Bridge House is a Grade II listed building in the Warrington local planning authority area, England. First listed on 23 December 1983. House. 3 related planning applications.
Bridge House
- WRENN ID
- broken-timber-azure
- Grade
- II
- Local Planning Authority
- Warrington
- Country
- England
- Date first listed
- 23 December 1983
- Type
- House
- Source
- Historic England listing
Description
Bridge House comprises two houses, originally built as a schoolhouse and schoolmaster's house in 1838 as part of the Walton Hall Estate. The building is constructed of brown brick in a Flemish bond pattern, with stone detailing. It has steep gabled roofs covered in Westmorland green slate, and the chimneys feature diminishing octagonal flues.
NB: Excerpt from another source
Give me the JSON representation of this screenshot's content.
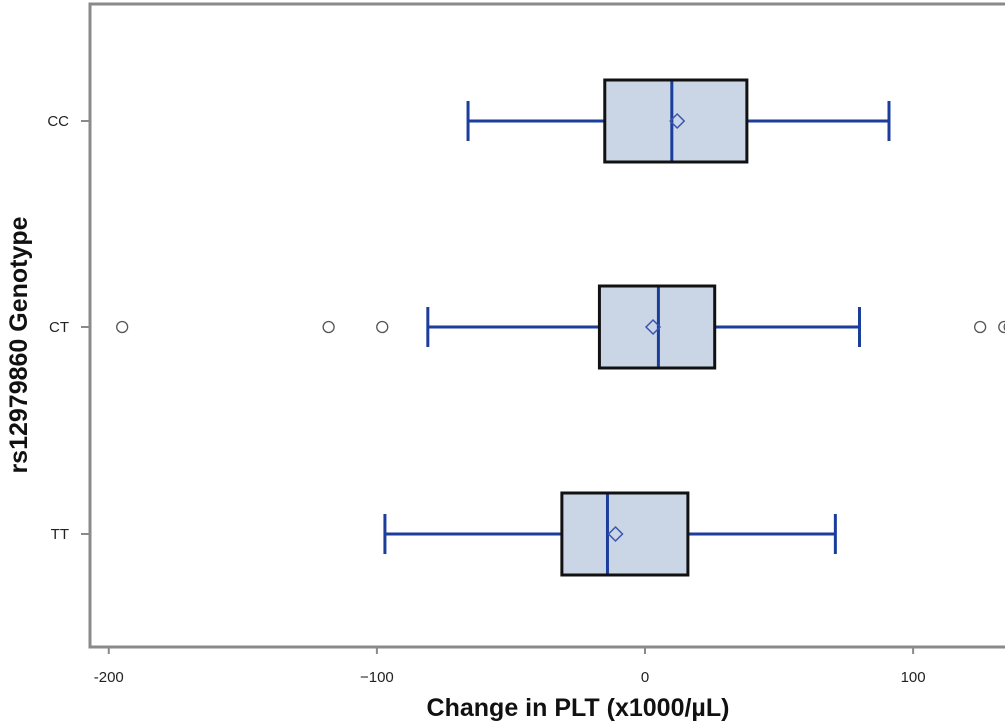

A picturesque, T-shaped block, the schoolhouse forms the head of the ‘T’ and the schoolmaster’s house forms the leg. The schoolhouse is two storeys high plus an attic, with two windows to each lower storey and one window in the gable of the attic. The schoolmaster’s house features a projecting gabled porch with a Jacobean doorway, a window to each side, and two gabled half-dormers. The building has projecting sandstone plinths. The windows are timber-mullioned and transomed, with leaded glazing in octagonal and diamond panes set in iron casements, including a hipped bay window on the side of the schoolhouse. A rear extension, containing school closets and a wash-house with a hipped slate roof and a shaped chimney, is attached to the schoolhouse by yard walls. Internally, the houses have four-panel doors with decorative moulding, simple staircases, and moulded plaster cornices to the former schoolroom, which includes a bay window.